Want to Know Who Will Win? Ask a Bookie

This is the day when the world (or at least a part of it) is mulling over the 55.3 per cent rejection of Scottish independence on Thursday.  Lots of talk on Radio Can and the Francophone press about what it means for Quebec.  (In short, the conclusion not surprisingly is that it doesn't augur well.)  I imagine there's probably a similar amount of navel gazing in Spanish-language media about Catalonia.

What should really interest people who care about the democratic process is how the polls in Scotland initially grossly underestimated the force of the independence movement, and then dithered around giving quite different predictions this last week. 

Polling is hard, and it's getting harder as people stop answering or even having land lines. The alternative of electronic polling in a universe of respondpents who are carefully selected to reflect the general population is clearly imperfect.  Justin Wolfers in The New York Times today, however, suggests that the real problem lies in not asking the right questions. 

Bookies, he says, do and got this one much closer than the pollsters.

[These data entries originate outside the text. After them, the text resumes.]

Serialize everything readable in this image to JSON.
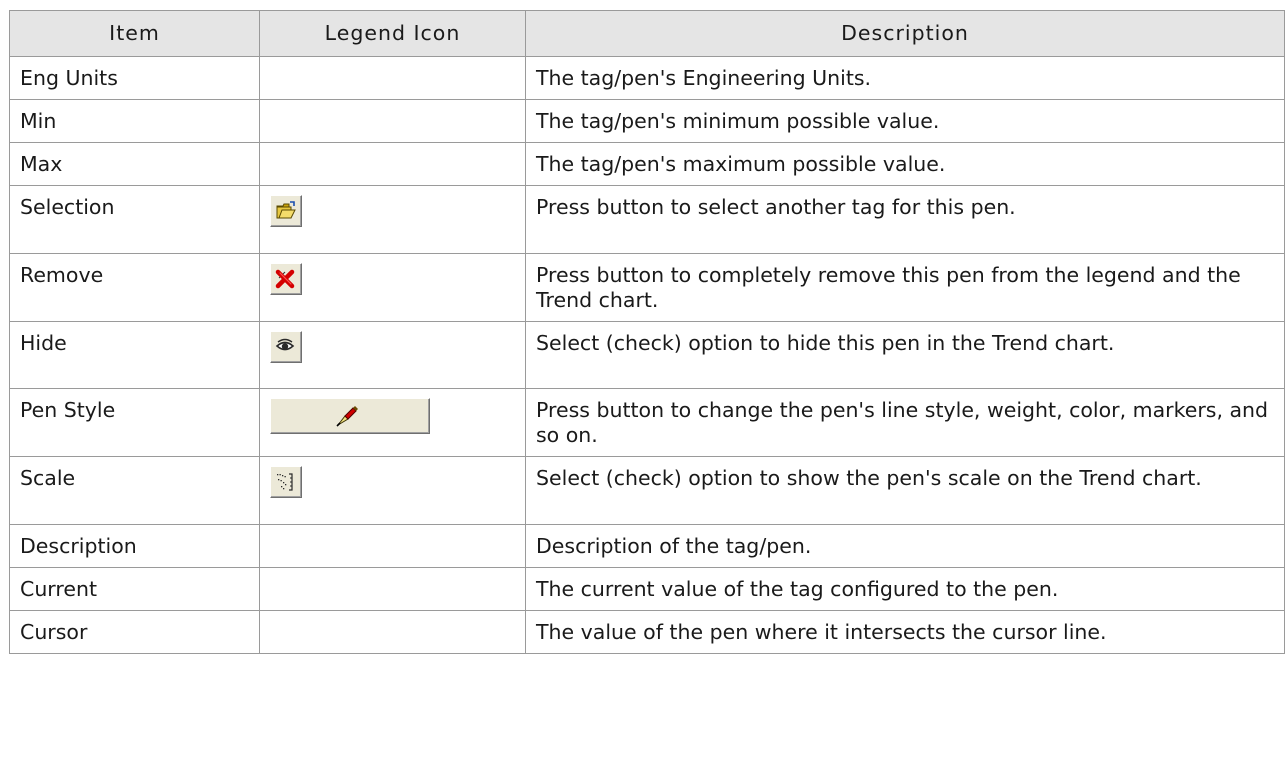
{
  "table": {
    "headers": [
      "Item",
      "Legend Icon",
      "Description"
    ],
    "rows": [
      {
        "item": "Eng Units",
        "icon": "",
        "description": "The tag/pen's Engineering Units."
      },
      {
        "item": "Min",
        "icon": "",
        "description": "The tag/pen's minimum possible value."
      },
      {
        "item": "Max",
        "icon": "",
        "description": "The tag/pen's maximum possible value."
      },
      {
        "item": "Selection",
        "icon": "open-folder-icon",
        "description": "Press button to select another tag for this pen."
      },
      {
        "item": "Remove",
        "icon": "red-x-delete-icon",
        "description": "Press button to completely remove this pen from the legend and the Trend chart."
      },
      {
        "item": "Hide",
        "icon": "eye-icon",
        "description": "Select (check) option to hide this pen in the Trend chart."
      },
      {
        "item": "Pen Style",
        "icon": "pen-brush-icon",
        "description": "Press button to change the pen's line style, weight, color, markers, and so on."
      },
      {
        "item": "Scale",
        "icon": "scale-icon",
        "description": "Select (check) option to show the pen's scale on the Trend chart."
      },
      {
        "item": "Description",
        "icon": "",
        "description": "Description of the tag/pen."
      },
      {
        "item": "Current",
        "icon": "",
        "description": "The current value of the tag configured to the pen."
      },
      {
        "item": "Cursor",
        "icon": "",
        "description": "The value of the pen where it intersects the cursor line."
      }
    ]
  }
}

He notes that the betting markets in Britain in elsewhere early on suggested that the vote would be much closer than the pundits thought.  "Throughout most of the campaign, few gave the pro-independence supporters a chance. From the early surveys in 2012 and 2013, all the way through to those run as recently as June of this year, most polls registered support for the Yes campaign as running in the mid-to-low 30s. A few nudged above 40 percent, but far more registered support in the 20s. It’s no surprise, then, that the news media largely ignored the referendum, and that pundits basically wrote it off as a sideshow."

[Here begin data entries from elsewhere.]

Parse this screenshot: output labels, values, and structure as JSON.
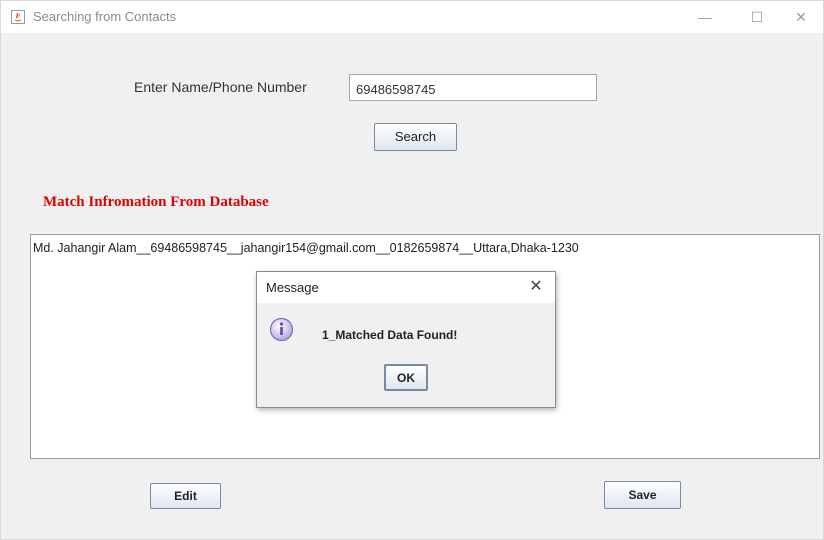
{
  "window": {
    "title": "Searching from Contacts",
    "controls": {
      "minimize": "—",
      "maximize": "☐",
      "close": "✕"
    }
  },
  "search": {
    "label": "Enter Name/Phone Number",
    "value": "69486598745",
    "button_label": "Search"
  },
  "results": {
    "heading": "Match Infromation From Database",
    "lines": [
      "Md. Jahangir Alam__69486598745__jahangir154@gmail.com__0182659874__Uttara,Dhaka-1230"
    ]
  },
  "dialog": {
    "title": "Message",
    "close": "✕",
    "icon": "info-icon",
    "message": "1_Matched Data Found!",
    "ok_label": "OK"
  },
  "actions": {
    "edit_label": "Edit",
    "save_label": "Save"
  }
}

It wasn't until a poll last month showed a surge in "Yes" support that the guys in control woke up.  The lesson?"Instead of focusing on whom people say they plan to vote for, ask them instead to focus on who they think will win. Typically, asking people who they think will win yields better forecasts, possibly because it leads them to also reflect on the opinions of those around them, and perhaps also because it may yield more honest answers."






Are you listening, my political junkie friends?